Pour finir avec romantisme – et pour tester le seul bot “réellement” commercial à ce jour, nous avons fait un tour chez 1-800-Flowers, un fleuriste américain. Après nous avoir demandé l’adresse du destinataire, on nous interroge sur le type d’occasion à fêter, avant de soumettre une sélection. Après avoir choisi un bouquet jaune d’un goût plutôt douteux, nous indiquons au bot une adresse de facturation, le message qui doit accompagner le bouquet et bien entendu notre numéro de carte de crédit.
Pour cette dernière étape particulièrement sensible, on nous redirige vers un site sécurisé. Au final, le processus aura été simple et rapide. On a également la possibilité d’enregistrer nos informations – non bancaires – directement sur Messenger, pour ne pas avoir à les saisir de nouveau par la suite.
Parmi la quarantaine de bots déjà annoncés, on retrouve de grands noms comme Burger King – pour commander son menu en amont, Expedia – pour réserver son voyage, ou encore Zalando – pour se faire livrer une paire de chaussures. On s’imagine bientôt évoluer en vase clos dans l’environnement de Facebook. Mais cela ne devrait pas être sans conséquences.
Des nouveaux amis un peu collants
Pour que l’expérience soit réellement intéressante, il faudra jouer le jeu à fond.
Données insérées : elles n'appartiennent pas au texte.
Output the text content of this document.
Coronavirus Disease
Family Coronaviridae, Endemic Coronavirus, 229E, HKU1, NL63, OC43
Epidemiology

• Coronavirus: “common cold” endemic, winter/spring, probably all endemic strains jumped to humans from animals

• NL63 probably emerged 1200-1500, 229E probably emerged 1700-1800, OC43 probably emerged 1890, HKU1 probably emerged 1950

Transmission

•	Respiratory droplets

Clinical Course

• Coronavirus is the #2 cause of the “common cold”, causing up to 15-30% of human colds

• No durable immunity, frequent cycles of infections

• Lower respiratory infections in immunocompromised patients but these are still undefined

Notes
Et cela passe par confier ses coordonnées bancaires à Facebook. Parmi les GAFA (Google, Apple, Facebook, Amazon), le site de Zuckerberg est finalement le seul à ne pas nous les avoir réclamées plus tôt. Jouer le jeu passe aussi par de la pratique, afin de se faire sagement étudier par les différents bots. Pour que les marques puissent nous proposer quelque chose de pertinent, il faudra les laisser profiter des nombreuses informations confidentielles que Facebook possède déjà. Données de localisation, films préférés, plats préférés, musiques préférées, types de chatons préférés.
Mais à l’heure où nous écrivons ces lignes, nous avons plusieurs messages non lus de nos nouveaux amis. Deux de CNN, et deux du Wall Street Journal. Et c’est là que l’on se pose une question : comment filtrer les “vrais” des “faux” messages? Comment éviter cet effet déceptif lorsqu’on attendra un message de notre meilleur ami en road trip à l’autre bout du monde, et que l’on découvrira un message de Carrefour annonçant une ristourne sur les gencives de porc?
Ou plus simplement, comment éviter que notre messagerie Facebook ne se transforme en gigantesque boîte à spam? Après avoir fermé les conversations, nos potes bots sont malgré tout revenus à la charge. Pour les éviter, pas d’autre choix que de les bloquer. Sympas, ces nouveaux amis, mais peut-être un peu lourds.